Вопрос о равнозначности приобретает еще одну другую немаловажную сторону – социально-политическую. Если исходить из того, что более ни одна парадигма не может претендовать на какой-то выделенный статус с точки зрения истинности, то споры по поводу притязаний на значимость превращаются в споры по поводу власти, так, что оказывается прав не тот, кто выдвигает более универсальный аргумент, а тот, кто сильнее в данном пространстве спора. Отсутствие правил ведет к тому, что социальные конфликты могут быть решены лишь с помощью силы, примером таких решений служат конфликты в Югославии, Ираке, Ливии. Подход, имплицитно содержащийся в концепции Лиотара, немецкий философ М. Франк охарактеризовал как «социал-дарвинистскую философию языка», проводя аналогию между стихийным утверждением дискурсивных практик и выживанием видов в борьбе за существование [21].

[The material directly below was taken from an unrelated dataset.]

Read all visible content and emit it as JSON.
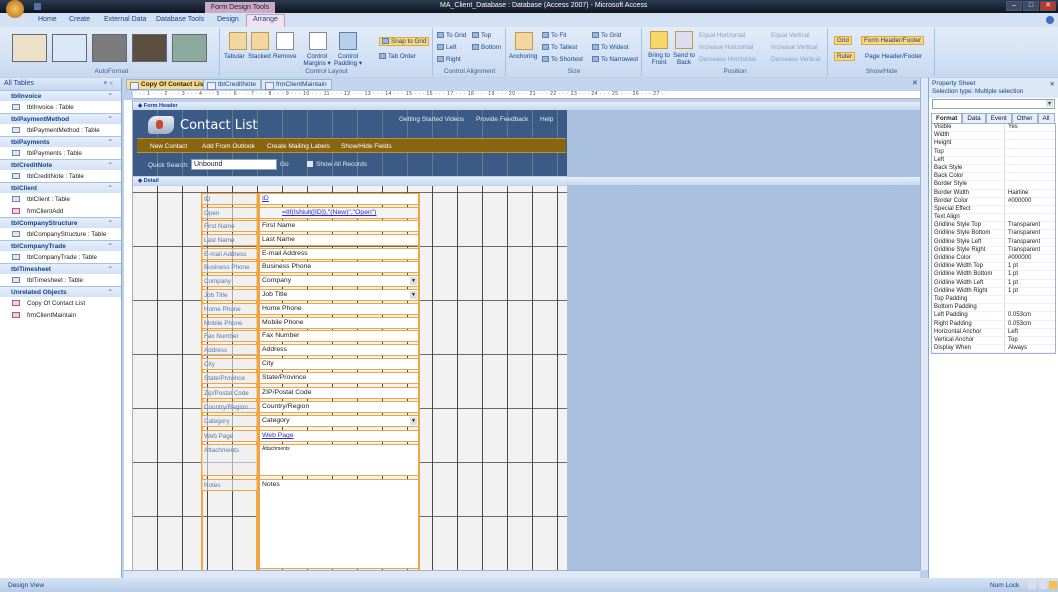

Социально-политические следствия подобных представлений заключаются не только в скрытом инициировании силовых методов. Другая сторона их негативного влияния состоит в том, что они по сути дела приводят к практике невмешательства в ход событий – так как из имеющихся возможностей ни одна не является наилучшей, то логичней смириться с существующим положением дел. Тем самым теряется критический дух социальной философии, и творчество постмодернистов уже не так волнует политиков, как идеи экзистенциалистов и представителей Франкфуртской школы – власть предержащие могут спать спокойно. Таким образом, импликации постмодернистских положений в политический дискурс приводят к практике неоконсерватизма.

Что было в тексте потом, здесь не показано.